ROANOKE TIMES

                         Roanoke Times
                 Copyright (c) 1995, Landmark Communications, Inc.

DATE: FRIDAY, July 21, 1995                   TAG: 9507210089
SECTION: VIRGINIA                    PAGE: B-4   EDITION: NEW RIVER VALLEY 
SOURCE: IAN ZACK THE DAILY PROGRESS
DATELINE: CHARLOTTESVILLE (AP)                                LENGTH: Medium


LEWIS AND CLARK DEVOTEES RETURN TO THE TREK'S SOURCE

WESTERN MEMBERS of the group of "rugged individualists" and history buffs are eager to visit the place where the idea of westward expansion began.

You'd probably think a national group devoted to studying Lewis and Clark's famed westward expedition would hold a meeting or two in Charlottesville, the birthplace for the trip that changed America.

You'd be wrong. Until now.

For the first time in its 27-year history, the National Lewis and Clark Trail Heritage Foundation is holding its annual get-together in Charlottesville, bringing to town from all over the country more than 250 devotees of Meriwether Lewis and William Clark, who, at the behest of President Thomas Jefferson, explored the great Western frontier of the United States beginning in 1804.

``They've wanted to come for years, but they never really had a sponsoring group,'' said Jane Henley, a member of Charlottesville's recently formed ``Home Front'' chapter of the foundation.

The chapter formed only 21/2 years ago, said Henley, a retired schoolteacher from Charlottesville, who is a great-great-great-great-niece of Meriwether Lewis, who was born in Albemarle County.

About 100 people from around Virginia, mostly nonacademics who got hooked on the famed explorers, have joined, Henley said.

``They're sort of rugged individualists and also the historically inclined and people who have gotten kind of a fever,'' she said.

The president of the local chapter is former Charlottesville Police Chief John Bowen, who also traces his family back to Lewis.

Bowen laughs when asked why Charlottesville never had a group of Lewis and Clark enthusiasts until recently, given all their historical ties to the area.

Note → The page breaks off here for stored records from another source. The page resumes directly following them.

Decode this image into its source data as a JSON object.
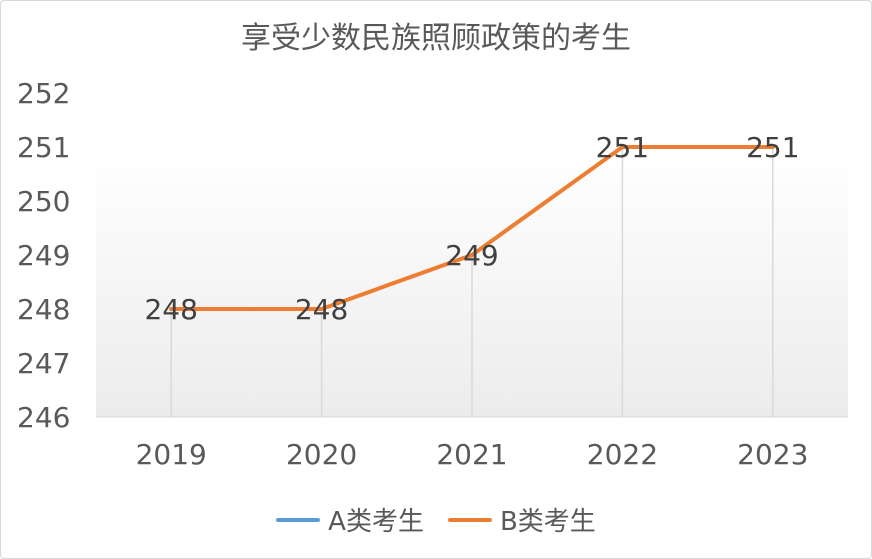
{
  "chart_data": {
    "type": "line",
    "title": "享受少数民族照顾政策的考生",
    "categories": [
      "2019",
      "2020",
      "2021",
      "2022",
      "2023"
    ],
    "ylim": [
      246,
      252
    ],
    "yticks": [
      "246",
      "247",
      "248",
      "249",
      "250",
      "251",
      "252"
    ],
    "xlabel": "",
    "ylabel": "",
    "grid": false,
    "legend_position": "bottom",
    "series": [
      {
        "name": "A类考生",
        "color": "#5b9bd5",
        "values": [
          null,
          null,
          null,
          null,
          null
        ]
      },
      {
        "name": "B类考生",
        "color": "#ed7d31",
        "values": [
          248,
          248,
          249,
          251,
          251
        ],
        "data_labels": [
          "248",
          "248",
          "249",
          "251",
          "251"
        ]
      }
    ]
  }
}
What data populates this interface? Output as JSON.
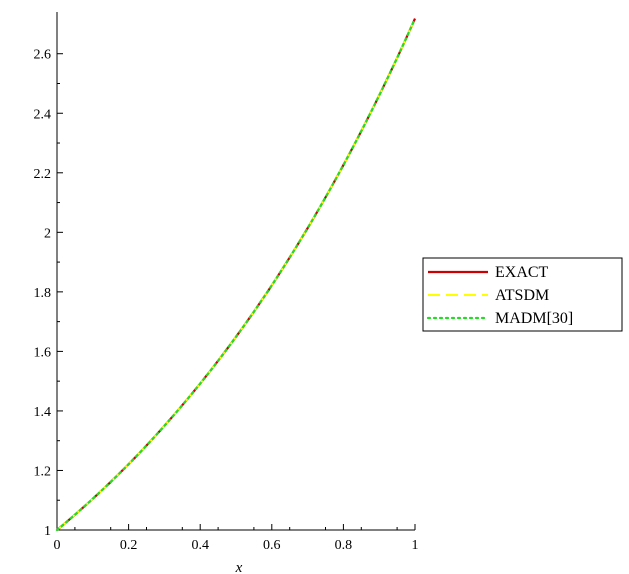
{
  "chart_data": {
    "type": "line",
    "title": "",
    "xlabel": "x",
    "ylabel": "",
    "xlim": [
      0,
      1
    ],
    "ylim": [
      1,
      2.72
    ],
    "x_ticks": [
      0,
      0.2,
      0.4,
      0.6,
      0.8,
      1
    ],
    "x_tick_labels": [
      "0",
      "0.2",
      "0.4",
      "0.6",
      "0.8",
      "1"
    ],
    "y_ticks": [
      1,
      1.2,
      1.4,
      1.6,
      1.8,
      2,
      2.2,
      2.4,
      2.6
    ],
    "y_tick_labels": [
      "1",
      "1.2",
      "1.4",
      "1.6",
      "1.8",
      "2",
      "2.2",
      "2.4",
      "2.6"
    ],
    "grid": false,
    "legend_position": "right",
    "x": [
      0,
      0.1,
      0.2,
      0.3,
      0.4,
      0.5,
      0.6,
      0.7,
      0.8,
      0.9,
      1.0
    ],
    "series": [
      {
        "name": "EXACT",
        "color": "#cc0000",
        "style": "solid",
        "values": [
          1.0,
          1.105,
          1.221,
          1.35,
          1.492,
          1.649,
          1.822,
          2.014,
          2.226,
          2.46,
          2.718
        ]
      },
      {
        "name": "ATSDM",
        "color": "#ffff00",
        "style": "dashed",
        "values": [
          1.0,
          1.105,
          1.221,
          1.35,
          1.492,
          1.649,
          1.822,
          2.014,
          2.226,
          2.46,
          2.718
        ]
      },
      {
        "name": "MADM[30]",
        "color": "#22dd22",
        "style": "dotted",
        "values": [
          1.0,
          1.105,
          1.221,
          1.35,
          1.492,
          1.649,
          1.822,
          2.014,
          2.226,
          2.46,
          2.718
        ]
      }
    ]
  }
}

``Here in the East, we're just very casual about history, we have so much it,'' he said.

The national foundation, which formed in 1969, has held only a few meetings east of the Mississippi, so Western members are eager to visit the place where the idea of westward expansion began.

As president, Jefferson acquired the Louisiana Territory for the United States from France in 1803 and put Lewis and Clark in charge of exploring the new frontier and finding a passage to the Pacific Ocean.

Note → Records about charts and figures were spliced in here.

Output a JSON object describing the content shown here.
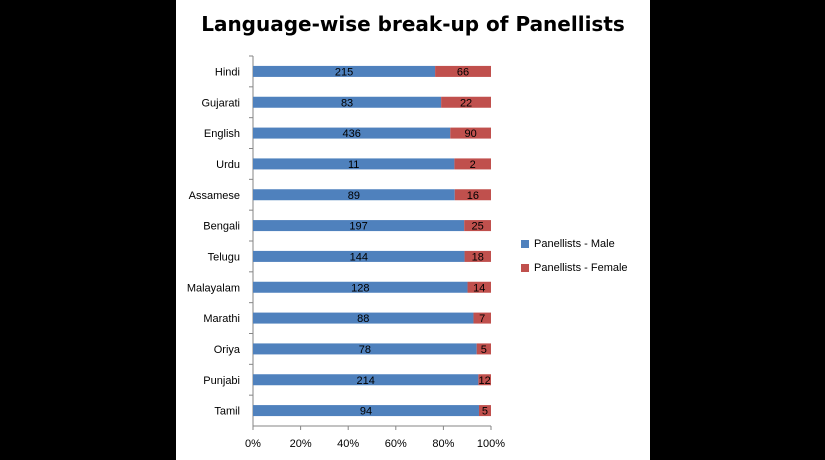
{
  "chart_data": {
    "type": "bar",
    "orientation": "horizontal",
    "stacking": "percent",
    "title": "Language-wise break-up of Panellists",
    "categories": [
      "Hindi",
      "Gujarati",
      "English",
      "Urdu",
      "Assamese",
      "Bengali",
      "Telugu",
      "Malayalam",
      "Marathi",
      "Oriya",
      "Punjabi",
      "Tamil"
    ],
    "series": [
      {
        "name": "Panellists - Male",
        "color": "#4f81bd",
        "values": [
          215,
          83,
          436,
          11,
          89,
          197,
          144,
          128,
          88,
          78,
          214,
          94
        ]
      },
      {
        "name": "Panellists - Female",
        "color": "#c0504d",
        "values": [
          66,
          22,
          90,
          2,
          16,
          25,
          18,
          14,
          7,
          5,
          12,
          5
        ]
      }
    ],
    "x_ticks": [
      "0%",
      "20%",
      "40%",
      "60%",
      "80%",
      "100%"
    ],
    "xlim": [
      0,
      100
    ],
    "grid": false,
    "legend_position": "right"
  }
}
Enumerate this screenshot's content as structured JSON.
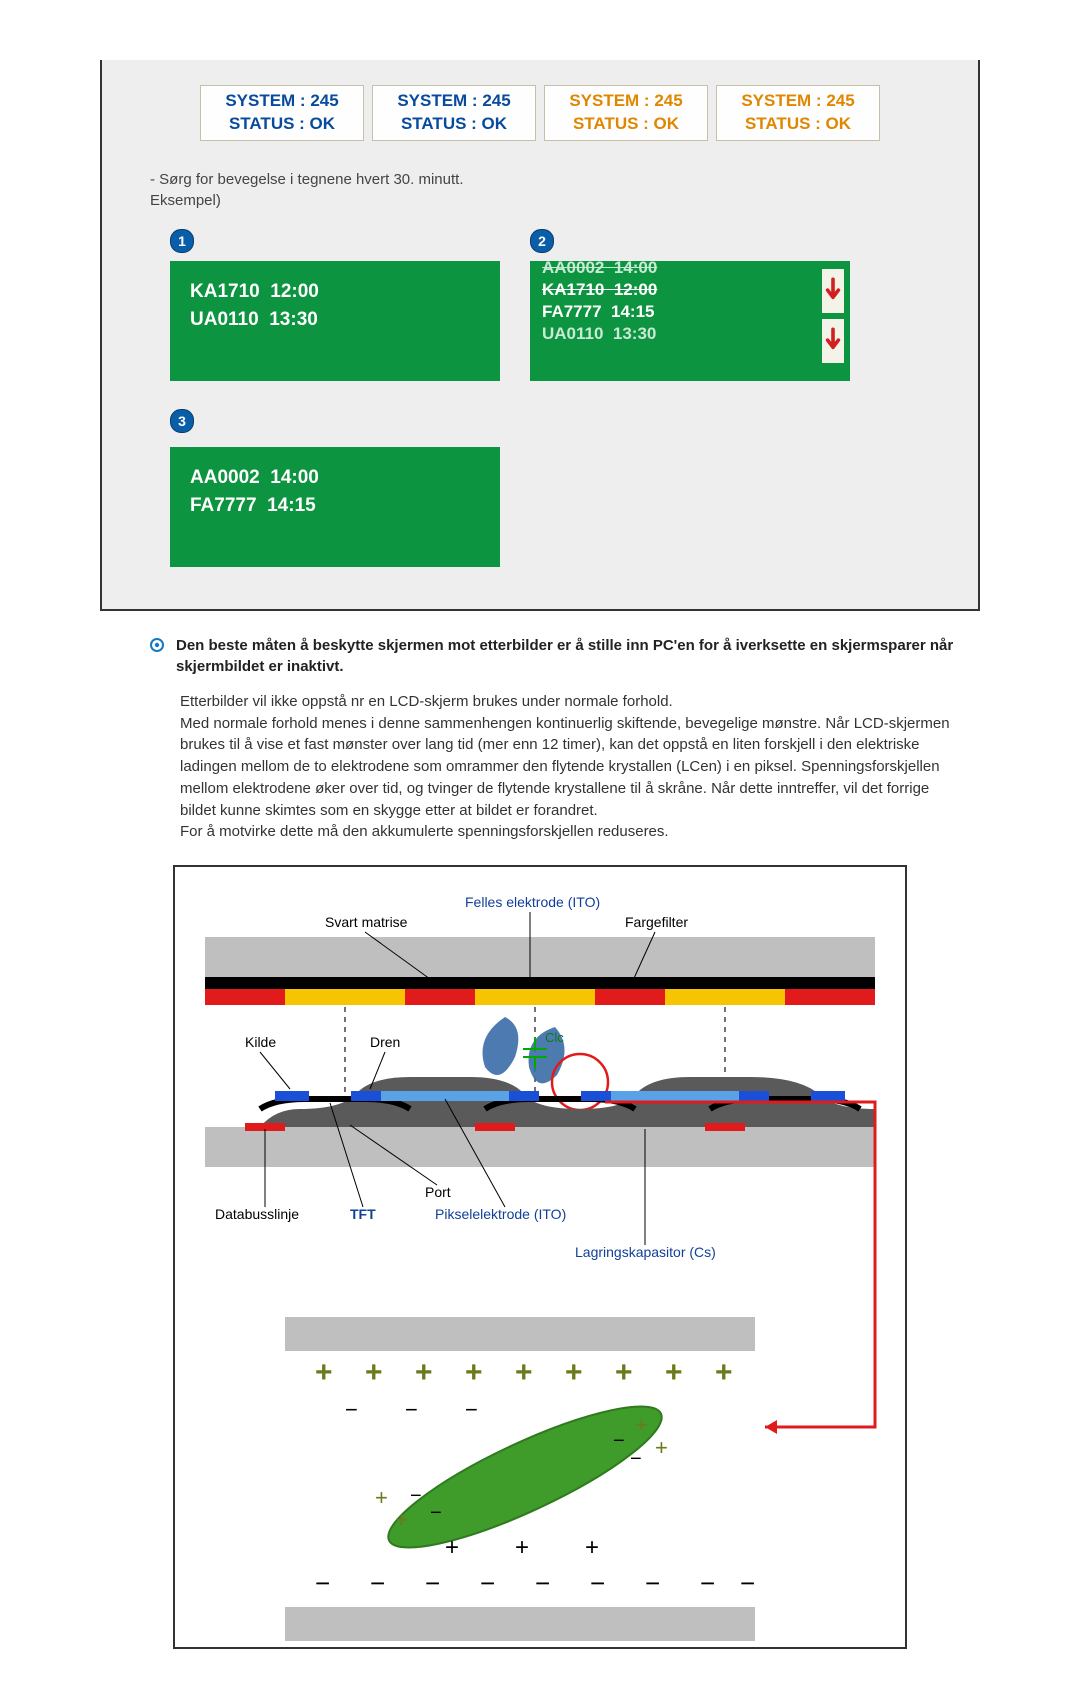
{
  "system_row": {
    "cells": [
      {
        "line1": "SYSTEM : 245",
        "line2": "STATUS : OK",
        "style": "blue"
      },
      {
        "line1": "SYSTEM : 245",
        "line2": "STATUS : OK",
        "style": "blue"
      },
      {
        "line1": "SYSTEM : 245",
        "line2": "STATUS : OK",
        "style": "orange"
      },
      {
        "line1": "SYSTEM : 245",
        "line2": "STATUS : OK",
        "style": "orange"
      }
    ]
  },
  "instruction": {
    "line1": "- Sørg for bevegelse i tegnene hvert 30. minutt.",
    "line2": "Eksempel)"
  },
  "panel1": {
    "badge": "1",
    "lines": [
      {
        "code": "KA1710",
        "time": "12:00"
      },
      {
        "code": "UA0110",
        "time": "13:30"
      }
    ]
  },
  "panel2": {
    "badge": "2",
    "lines": [
      {
        "code": "AA0002",
        "time": "14:00",
        "faded": true
      },
      {
        "code": "KA1710",
        "time": "12:00",
        "faded": false
      },
      {
        "code": "FA7777",
        "time": "14:15",
        "faded": false
      },
      {
        "code": "UA0110",
        "time": "13:30",
        "faded": true
      }
    ],
    "arrow_color": "#d22020"
  },
  "panel3": {
    "badge": "3",
    "lines": [
      {
        "code": "AA0002",
        "time": "14:00"
      },
      {
        "code": "FA7777",
        "time": "14:15"
      }
    ]
  },
  "colors": {
    "panel_green": "#0d9440",
    "badge_blue": "#0a5ea8",
    "sys_blue": "#084b9e",
    "sys_orange": "#e08700"
  },
  "heading": "Den beste måten å beskytte skjermen mot etterbilder er å stille inn PC'en for å iverksette en skjermsparer når skjermbildet er inaktivt.",
  "body_text": "Etterbilder vil ikke oppstå nr en LCD-skjerm brukes under normale forhold.\nMed normale forhold menes i denne sammenhengen kontinuerlig skiftende, bevegelige mønstre. Når LCD-skjermen brukes til å vise et fast mønster over lang tid (mer enn 12 timer), kan det oppstå en liten forskjell i den elektriske ladingen mellom de to elektrodene som omrammer den flytende krystallen (LCen) i en piksel. Spenningsforskjellen mellom elektrodene øker over tid, og tvinger de flytende krystallene til å skråne. Når dette inntreffer, vil det forrige bildet kunne skimtes som en skygge etter at bildet er forandret.\nFor å motvirke dette må den akkumulerte spenningsforskjellen reduseres.",
  "diagram": {
    "labels": {
      "common_electrode": "Felles elektrode (ITO)",
      "black_matrix": "Svart matrise",
      "color_filter": "Fargefilter",
      "source": "Kilde",
      "drain": "Dren",
      "clc": "Clc",
      "gate": "Port",
      "databus": "Databusslinje",
      "tft": "TFT",
      "pixel_electrode": "Pikselelektrode (ITO)",
      "storage_cap": "Lagringskapasitor (Cs)"
    },
    "colors": {
      "red": "#e11b1b",
      "yellow": "#f6c400",
      "black": "#000000",
      "gray": "#bfbfbf",
      "dark_gray": "#5a5a5a",
      "blue": "#1a4fd8",
      "light_blue": "#5aa2e8",
      "bg": "#ffffff",
      "label_blue": "#123f98",
      "olive": "#6a7a1c",
      "crystal_green": "#3f9b2a"
    }
  }
}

``It was really in Jefferson's mind this was conceived, so in that sense, we are going back to the source,'' said former foundation President Robert Doerk Jr. of Great Falls, Mont.

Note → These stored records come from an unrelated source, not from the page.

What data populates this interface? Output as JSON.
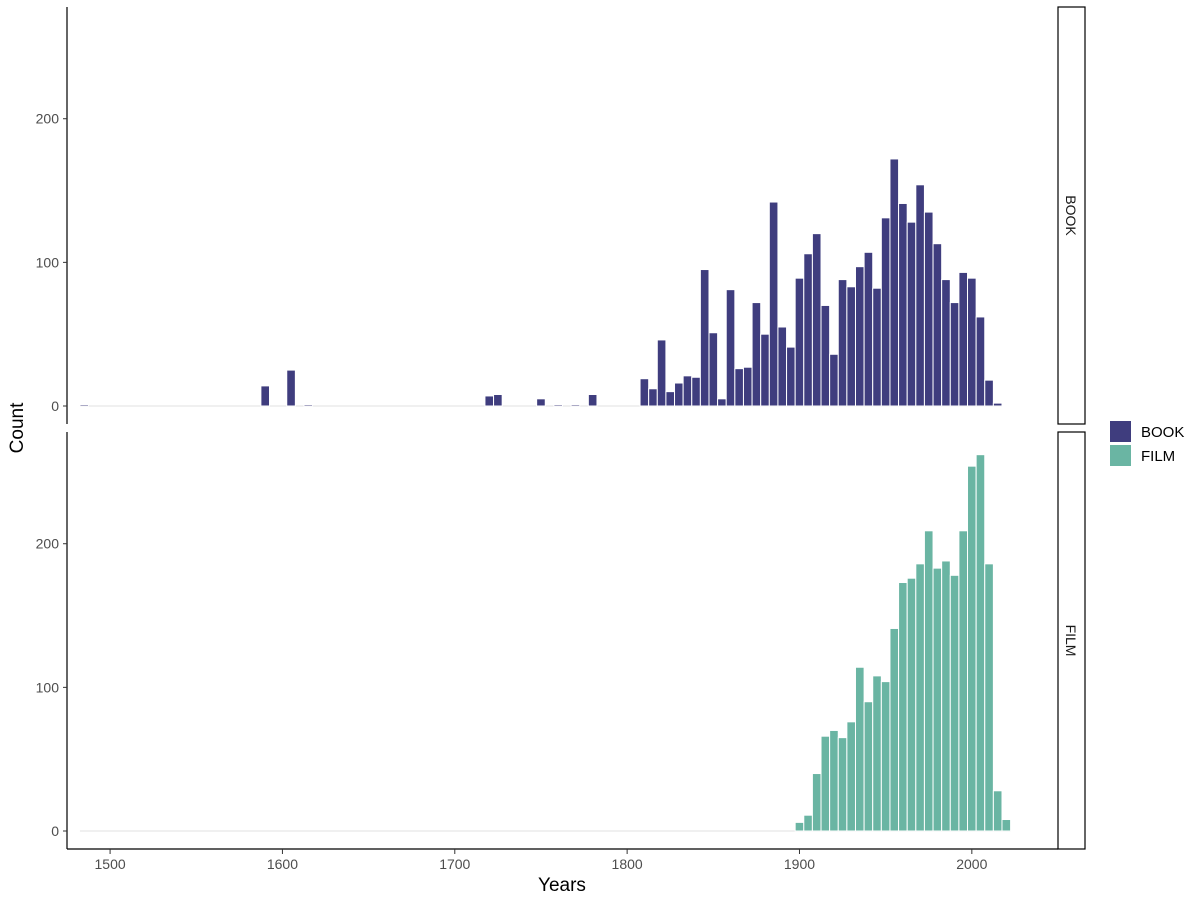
{
  "chart_data": {
    "type": "bar",
    "subtype": "faceted-histogram",
    "xlabel": "Years",
    "ylabel": "Count",
    "xlim": [
      1475,
      2050
    ],
    "x_ticks": [
      1500,
      1600,
      1700,
      1800,
      1900,
      2000
    ],
    "ylim": [
      0,
      275
    ],
    "y_ticks": [
      0,
      100,
      200
    ],
    "bin_width": 5,
    "grid": false,
    "legend_position": "right",
    "facets": [
      {
        "name": "BOOK",
        "color": "#3f3d7e",
        "bins": [
          {
            "x": 1485,
            "y": 1
          },
          {
            "x": 1490,
            "y": 0
          },
          {
            "x": 1495,
            "y": 0
          },
          {
            "x": 1500,
            "y": 0
          },
          {
            "x": 1505,
            "y": 0
          },
          {
            "x": 1510,
            "y": 0
          },
          {
            "x": 1515,
            "y": 0
          },
          {
            "x": 1520,
            "y": 0
          },
          {
            "x": 1525,
            "y": 0
          },
          {
            "x": 1530,
            "y": 0
          },
          {
            "x": 1535,
            "y": 0
          },
          {
            "x": 1540,
            "y": 0
          },
          {
            "x": 1545,
            "y": 0
          },
          {
            "x": 1550,
            "y": 0
          },
          {
            "x": 1555,
            "y": 0
          },
          {
            "x": 1560,
            "y": 0
          },
          {
            "x": 1565,
            "y": 0
          },
          {
            "x": 1570,
            "y": 0
          },
          {
            "x": 1575,
            "y": 0
          },
          {
            "x": 1580,
            "y": 0
          },
          {
            "x": 1585,
            "y": 0
          },
          {
            "x": 1590,
            "y": 14
          },
          {
            "x": 1595,
            "y": 0
          },
          {
            "x": 1600,
            "y": 0
          },
          {
            "x": 1605,
            "y": 25
          },
          {
            "x": 1610,
            "y": 0
          },
          {
            "x": 1615,
            "y": 1
          },
          {
            "x": 1620,
            "y": 0
          },
          {
            "x": 1625,
            "y": 0
          },
          {
            "x": 1630,
            "y": 0
          },
          {
            "x": 1635,
            "y": 0
          },
          {
            "x": 1640,
            "y": 0
          },
          {
            "x": 1645,
            "y": 0
          },
          {
            "x": 1650,
            "y": 0
          },
          {
            "x": 1655,
            "y": 0
          },
          {
            "x": 1660,
            "y": 0
          },
          {
            "x": 1665,
            "y": 0
          },
          {
            "x": 1670,
            "y": 0
          },
          {
            "x": 1675,
            "y": 0
          },
          {
            "x": 1680,
            "y": 0
          },
          {
            "x": 1685,
            "y": 0
          },
          {
            "x": 1690,
            "y": 0
          },
          {
            "x": 1695,
            "y": 0
          },
          {
            "x": 1700,
            "y": 0
          },
          {
            "x": 1705,
            "y": 0
          },
          {
            "x": 1710,
            "y": 0
          },
          {
            "x": 1715,
            "y": 0
          },
          {
            "x": 1720,
            "y": 7
          },
          {
            "x": 1725,
            "y": 8
          },
          {
            "x": 1730,
            "y": 0
          },
          {
            "x": 1735,
            "y": 0
          },
          {
            "x": 1740,
            "y": 0
          },
          {
            "x": 1745,
            "y": 0
          },
          {
            "x": 1750,
            "y": 5
          },
          {
            "x": 1755,
            "y": 0
          },
          {
            "x": 1760,
            "y": 1
          },
          {
            "x": 1765,
            "y": 0
          },
          {
            "x": 1770,
            "y": 1
          },
          {
            "x": 1775,
            "y": 0
          },
          {
            "x": 1780,
            "y": 8
          },
          {
            "x": 1785,
            "y": 0
          },
          {
            "x": 1790,
            "y": 0
          },
          {
            "x": 1795,
            "y": 0
          },
          {
            "x": 1800,
            "y": 0
          },
          {
            "x": 1805,
            "y": 0
          },
          {
            "x": 1810,
            "y": 19
          },
          {
            "x": 1815,
            "y": 12
          },
          {
            "x": 1820,
            "y": 46
          },
          {
            "x": 1825,
            "y": 10
          },
          {
            "x": 1830,
            "y": 16
          },
          {
            "x": 1835,
            "y": 21
          },
          {
            "x": 1840,
            "y": 20
          },
          {
            "x": 1845,
            "y": 95
          },
          {
            "x": 1850,
            "y": 51
          },
          {
            "x": 1855,
            "y": 5
          },
          {
            "x": 1860,
            "y": 81
          },
          {
            "x": 1865,
            "y": 26
          },
          {
            "x": 1870,
            "y": 27
          },
          {
            "x": 1875,
            "y": 72
          },
          {
            "x": 1880,
            "y": 50
          },
          {
            "x": 1885,
            "y": 142
          },
          {
            "x": 1890,
            "y": 55
          },
          {
            "x": 1895,
            "y": 41
          },
          {
            "x": 1900,
            "y": 89
          },
          {
            "x": 1905,
            "y": 106
          },
          {
            "x": 1910,
            "y": 120
          },
          {
            "x": 1915,
            "y": 70
          },
          {
            "x": 1920,
            "y": 36
          },
          {
            "x": 1925,
            "y": 88
          },
          {
            "x": 1930,
            "y": 83
          },
          {
            "x": 1935,
            "y": 97
          },
          {
            "x": 1940,
            "y": 107
          },
          {
            "x": 1945,
            "y": 82
          },
          {
            "x": 1950,
            "y": 131
          },
          {
            "x": 1955,
            "y": 172
          },
          {
            "x": 1960,
            "y": 141
          },
          {
            "x": 1965,
            "y": 128
          },
          {
            "x": 1970,
            "y": 154
          },
          {
            "x": 1975,
            "y": 135
          },
          {
            "x": 1980,
            "y": 113
          },
          {
            "x": 1985,
            "y": 88
          },
          {
            "x": 1990,
            "y": 72
          },
          {
            "x": 1995,
            "y": 93
          },
          {
            "x": 2000,
            "y": 89
          },
          {
            "x": 2005,
            "y": 62
          },
          {
            "x": 2010,
            "y": 18
          },
          {
            "x": 2015,
            "y": 2
          }
        ]
      },
      {
        "name": "FILM",
        "color": "#6ab5a3",
        "bins": [
          {
            "x": 1900,
            "y": 6
          },
          {
            "x": 1905,
            "y": 11
          },
          {
            "x": 1910,
            "y": 40
          },
          {
            "x": 1915,
            "y": 66
          },
          {
            "x": 1920,
            "y": 70
          },
          {
            "x": 1925,
            "y": 65
          },
          {
            "x": 1930,
            "y": 76
          },
          {
            "x": 1935,
            "y": 114
          },
          {
            "x": 1940,
            "y": 90
          },
          {
            "x": 1945,
            "y": 108
          },
          {
            "x": 1950,
            "y": 104
          },
          {
            "x": 1955,
            "y": 141
          },
          {
            "x": 1960,
            "y": 173
          },
          {
            "x": 1965,
            "y": 176
          },
          {
            "x": 1970,
            "y": 186
          },
          {
            "x": 1975,
            "y": 209
          },
          {
            "x": 1980,
            "y": 183
          },
          {
            "x": 1985,
            "y": 188
          },
          {
            "x": 1990,
            "y": 178
          },
          {
            "x": 1995,
            "y": 209
          },
          {
            "x": 2000,
            "y": 254
          },
          {
            "x": 2005,
            "y": 262
          },
          {
            "x": 2010,
            "y": 186
          },
          {
            "x": 2015,
            "y": 28
          },
          {
            "x": 2020,
            "y": 8
          }
        ]
      }
    ],
    "legend": [
      {
        "label": "BOOK",
        "color": "#3f3d7e"
      },
      {
        "label": "FILM",
        "color": "#6ab5a3"
      }
    ]
  }
}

Doerk said people out west have a different perspective of Lewis and Clark because they live in the territory first described by the explorers during their trek up the Missouri River and over the Rocky Mountains.

``You can go out and experience the sites here in the West more than you can in the East,'' said Doerk, who noted that the expedition camped in 228 locations in Montana alone, recording details of flora, fauna and Indian culture in extensive journals.

The thrill for Doerk and many of the other 260 foundation members expected from 34 states; Washington, D.C.; and Canada will be to see the many historical sites in Virginia related to the explorers and their families.

Included on the four-day meeting's itinerary from July 30 through Aug. 2 are trips to Jefferson's home at Monticello; Lewis' birthplace at Locust Hill in Ivy; and Buena Vista, birthplace of Clark's older brother George Rogers Clark, a frontier military leader who also helped expand the Colonies westward during the Revolutionary War.

Only three foundation events are open to the public, including a map exhibit at the University of Virginia's Alderman Library that examines the planning of the Lewis and Clark expedition and Jefferson's view of the West; a seminar by University of Virginia historian Peter S. Onuf on Thomas Jefferson and the Western expansion; and the unveiling of a historic marker at the newly discovered birthplace of William Clark.